As he aged, life's futility and its endless routines, began to haunt and frustrate him but the fire in his eyes never truly diminished until, in 1992, he finally passed way, aged 83, on holiday in Madrid.

Ten years before that John Cougar Mellencamp sang, in Jack and Diane, that "life goes on long after the thrill of living has gone" and Bacon's later paintings, of which there are a few here, show the world from an elder, more tired, man's perspective. Perhaps from a man whose desire, for both life and for sex, is fading.

A triptych from 1988 shows the aftermath of a bullfight instead of the fight itself. The wounds of the matador, the bowed and bloodied horns of the bull, and the shame that accompanies the spectacle of what Ernest Hemingway called 'Death in the Afternoon'. Like life itself, what, in the end, had it all been for?
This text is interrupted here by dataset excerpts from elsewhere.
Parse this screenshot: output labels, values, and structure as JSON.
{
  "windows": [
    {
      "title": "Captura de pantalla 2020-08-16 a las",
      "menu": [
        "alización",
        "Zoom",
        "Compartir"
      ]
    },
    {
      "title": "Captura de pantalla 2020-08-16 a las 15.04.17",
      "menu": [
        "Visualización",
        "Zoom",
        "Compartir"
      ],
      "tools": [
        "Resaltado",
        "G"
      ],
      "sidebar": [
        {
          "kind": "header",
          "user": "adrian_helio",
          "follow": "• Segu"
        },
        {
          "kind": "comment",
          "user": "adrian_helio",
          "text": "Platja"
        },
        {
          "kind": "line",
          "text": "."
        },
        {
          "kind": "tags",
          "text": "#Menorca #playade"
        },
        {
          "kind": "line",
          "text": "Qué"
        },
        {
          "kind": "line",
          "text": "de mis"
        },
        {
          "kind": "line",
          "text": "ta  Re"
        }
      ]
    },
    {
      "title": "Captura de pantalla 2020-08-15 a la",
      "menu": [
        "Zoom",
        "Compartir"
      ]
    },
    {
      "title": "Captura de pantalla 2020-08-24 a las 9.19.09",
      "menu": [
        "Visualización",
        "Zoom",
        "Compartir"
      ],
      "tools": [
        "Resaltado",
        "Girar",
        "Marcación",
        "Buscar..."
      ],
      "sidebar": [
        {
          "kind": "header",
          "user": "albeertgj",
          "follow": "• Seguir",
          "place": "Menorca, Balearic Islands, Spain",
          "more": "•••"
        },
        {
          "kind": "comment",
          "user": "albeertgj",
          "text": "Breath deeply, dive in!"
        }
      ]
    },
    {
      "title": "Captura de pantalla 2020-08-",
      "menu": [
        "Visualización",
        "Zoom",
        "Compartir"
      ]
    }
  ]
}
Three years after that triptych, and in the year before his death, Bacon made his final painting and it's important that the RA end the exhibition with it. It's a study of a bull. But this time with no matador to violently assault it. 

The bull is proudly rendered as if Bacon wishes to apologise to it. It is spectral, perhaps representing that - like Bacon - it will soon die and die at the hands of a fellow animal. The painting also incorporates the use of dust in its making and, with this, surely Bacon is making one final statement. 

For no matter how fiercely we live our lives, no matter how deep we interrogate our souls, no matter how much we want to cling on, we will, each and every one us, like the bull, return to the dust from whence we came. We are meat. We are potential carcasses.